“Se foi possível vencer a dominação colonial, não será impossível vencer o subdesenvolvimento e os empecilhos que nos impedem de chegar ao desenvolvimento do país”, disse Tcherno Amadú Baldé à agência Lusa, a propósito da celebração dos 50 anos de independência que o país comemora esta quinta-feira.

Para este jovem licenciado em Ciência Política e Relações Internacionais, a residir em Portugal desde 2012, a Guiné-Bissau enfrenta “muitos desafios sociais por resolver, a nível da educação, da saúde” e outras “coisas básicas”.

“O desenvolvimento económico do país continua muito aquém das expectativas. Como qualquer guineense, gostaria de estar a celebrar estes 50 anos numa situação muito melhor do que a atual, seja em termos sociais, de investimento económico do país e também ao nível da segurança”, disse.

E denuncia: “Há evidências de que se tem degradado o nível de segurança que o guineense tem para viver livremente no seu país, e ter as suas liberdades garantidas, de expressão, de manifestação, condicionadas neste momento no seu país, 50 anos desde a sua independência”.

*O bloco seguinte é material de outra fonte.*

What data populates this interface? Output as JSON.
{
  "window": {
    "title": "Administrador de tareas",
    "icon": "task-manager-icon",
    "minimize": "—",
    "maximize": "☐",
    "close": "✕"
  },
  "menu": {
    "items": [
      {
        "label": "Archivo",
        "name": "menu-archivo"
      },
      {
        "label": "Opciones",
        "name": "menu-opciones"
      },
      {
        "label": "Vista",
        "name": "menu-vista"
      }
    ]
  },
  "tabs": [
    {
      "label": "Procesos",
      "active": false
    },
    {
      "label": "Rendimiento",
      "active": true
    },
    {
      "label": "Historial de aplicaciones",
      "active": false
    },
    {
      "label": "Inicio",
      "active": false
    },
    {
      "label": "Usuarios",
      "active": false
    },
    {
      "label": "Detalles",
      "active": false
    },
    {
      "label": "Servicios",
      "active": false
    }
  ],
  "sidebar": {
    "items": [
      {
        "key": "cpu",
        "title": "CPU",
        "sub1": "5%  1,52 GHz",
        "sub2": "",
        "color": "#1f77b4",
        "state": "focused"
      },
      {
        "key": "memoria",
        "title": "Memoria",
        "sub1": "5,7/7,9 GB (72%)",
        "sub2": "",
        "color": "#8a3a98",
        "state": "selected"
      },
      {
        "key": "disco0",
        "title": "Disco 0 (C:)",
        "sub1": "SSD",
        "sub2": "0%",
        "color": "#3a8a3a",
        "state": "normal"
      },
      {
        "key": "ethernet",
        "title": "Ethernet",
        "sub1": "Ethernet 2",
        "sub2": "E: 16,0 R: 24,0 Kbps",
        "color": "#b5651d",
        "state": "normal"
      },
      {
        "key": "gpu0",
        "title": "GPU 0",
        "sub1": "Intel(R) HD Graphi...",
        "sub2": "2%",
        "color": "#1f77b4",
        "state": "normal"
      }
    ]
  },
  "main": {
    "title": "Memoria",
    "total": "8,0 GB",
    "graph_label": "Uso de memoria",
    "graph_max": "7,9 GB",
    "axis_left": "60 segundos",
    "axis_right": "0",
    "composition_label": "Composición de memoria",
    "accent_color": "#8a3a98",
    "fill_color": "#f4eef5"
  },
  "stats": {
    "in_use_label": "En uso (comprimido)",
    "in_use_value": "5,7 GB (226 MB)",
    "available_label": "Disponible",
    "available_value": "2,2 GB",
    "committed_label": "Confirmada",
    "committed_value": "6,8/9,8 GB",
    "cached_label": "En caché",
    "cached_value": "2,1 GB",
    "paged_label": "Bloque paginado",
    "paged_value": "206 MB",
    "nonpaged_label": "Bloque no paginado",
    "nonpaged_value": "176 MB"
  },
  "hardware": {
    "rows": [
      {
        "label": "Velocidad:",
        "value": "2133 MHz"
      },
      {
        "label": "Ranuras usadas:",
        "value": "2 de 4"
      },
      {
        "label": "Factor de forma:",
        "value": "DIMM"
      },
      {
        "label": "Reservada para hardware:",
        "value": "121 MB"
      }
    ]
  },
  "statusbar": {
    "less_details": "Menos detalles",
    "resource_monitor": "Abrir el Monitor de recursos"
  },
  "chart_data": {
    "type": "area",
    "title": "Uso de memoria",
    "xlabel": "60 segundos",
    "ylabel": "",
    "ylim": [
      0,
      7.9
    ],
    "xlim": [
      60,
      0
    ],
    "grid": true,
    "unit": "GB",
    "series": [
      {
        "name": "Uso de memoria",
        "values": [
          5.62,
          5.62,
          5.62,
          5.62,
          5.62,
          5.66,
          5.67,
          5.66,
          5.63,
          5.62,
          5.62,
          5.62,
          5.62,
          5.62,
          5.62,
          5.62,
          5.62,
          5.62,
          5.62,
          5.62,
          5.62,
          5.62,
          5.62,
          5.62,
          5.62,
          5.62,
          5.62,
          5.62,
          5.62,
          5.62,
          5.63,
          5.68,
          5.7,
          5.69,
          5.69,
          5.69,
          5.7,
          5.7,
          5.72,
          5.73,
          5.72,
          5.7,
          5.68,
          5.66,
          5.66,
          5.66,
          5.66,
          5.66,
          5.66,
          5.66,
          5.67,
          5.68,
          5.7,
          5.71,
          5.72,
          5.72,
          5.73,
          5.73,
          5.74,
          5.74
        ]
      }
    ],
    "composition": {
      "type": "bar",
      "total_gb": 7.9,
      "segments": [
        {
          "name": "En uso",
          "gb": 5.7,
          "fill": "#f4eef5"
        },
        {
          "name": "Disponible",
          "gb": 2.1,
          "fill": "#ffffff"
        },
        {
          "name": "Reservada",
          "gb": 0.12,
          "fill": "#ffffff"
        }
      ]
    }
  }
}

Por esta razão, Tcherno Amadú Baldé considera que o sonho de Amílcar Cabral, considerado o “pai” da independência da Guiné-Bissau e de Cabo Verde, ainda “não foi alcançado”.

“Uma das razões da luta [de Cabral e dos seus companheiros] era um país livre e independente e isso não podemos dizer que está concretizado”, prosseguiu.

E lamentou a “instrumentalização das diferenças étnicas e religiosas para os interesses e para as lutas políticas”.

Ainda assim, não tem dúvidas de que “a situação atual é obviamente melhor do que a situação anterior de dominação colonial. Isso, por si, já é um grande ganho que não é comparável com nada; podermos ter a nossa liberdade de lutar e continuar a lutar por um país melhor enquanto guineenses”.

Para a investigadora Isaiete Jabula, licenciada em comunicação social e marketing e mestre em estudos africanos, a Guiné-Bissau “só está a fazer o seu caminho, muitíssimo difícil, mas está a fazer”.

“Talvez seja a herança da luta de libertação, a consequência de lutar 11 anos, de não educar as pessoas na altura”, disse à Lusa, recordando que eram muitos poucos os quadros superiores na Guiné-Bissau aquando da independência.

A investigadora recordou que “uma das causas dos conflitos e da instabilidade política na Guiné-Bissau é a herança da luta de libertação nacional”, frisando que “ainda há territórios com minas da luta colonial, uma herança pesada da luta de libertação.

Isaiete Jabula indicou que existe “muita corrupção” na Guiné-Bissau, onde se assiste a “pessoas ligadas ao Estado a enriquecerem”.

“O Estado é pobre, muito pobre, e as pessoas são mais ricas do que o Estado. É o único país em que as pessoas que trabalham para o Estado são ricas e o Estado é pobre, em que as pessoas que trabalham para o Estado, para os tribunais, têm mansões e o próprio Estado não tem nenhum edifício para funcionar a justiça”, disse.

“Estamos a fazer o nosso percurso, mas este não é nada o país que Amílcar Cabral sonhou, nem que nenhum de nós sonhámos”, insistiu.

A socióloga e escritora Rita Ié elege a liberdade como “a maior de todas as conquistas”.

“Todo o ser humano merece ser livre para fazer as suas escolhas. Da maneira como nós a conquistámos, torna ainda mais importante e faz-nos valorizar ainda mais a liberdade”, disse.

E enalteceu também a apropriação da própria cultura que “é algo bastante positivo, porque a cultura é a identidade de um povo”.

“Os desafios são muitos, acima de tudo afirmarmo-nos como uma nação. Fomos capazes de lutar por algo, a liberdade, mas não nos preparámos para a maneira como vamos ou devemos usufruir dessa liberdade e como podemos dar utilidade ao nosso papel de cidadãos”, acrescentou.

“Eu acho que não estávamos preparados para o que viria depois da independência. Focámo-nos muito em libertar o país, mas não pensámos em como criar um Estado após essa liberdade e dai estarmos a enfrentar até hoje estas crises políticas que fomos tendo ao longo destes 50 anos”, adiantou.

Sobre os protagonistas da política guineense, a escritora considera que “não têm um sentido de Estado”. “Não pensam em nós, na coletividade, e sim na individualidade”.

A independência da Guiné-Bissau foi proclamada unilateralmente a 24 de setembro de 1973, sete meses antes do 25 de Abril. Seria o primeiro país a ver reconhecida a independência por Portugal.

As comemorações oficiais do cinquentenário estão marcadas para quinta-feira, dia das Forças Armadas no país.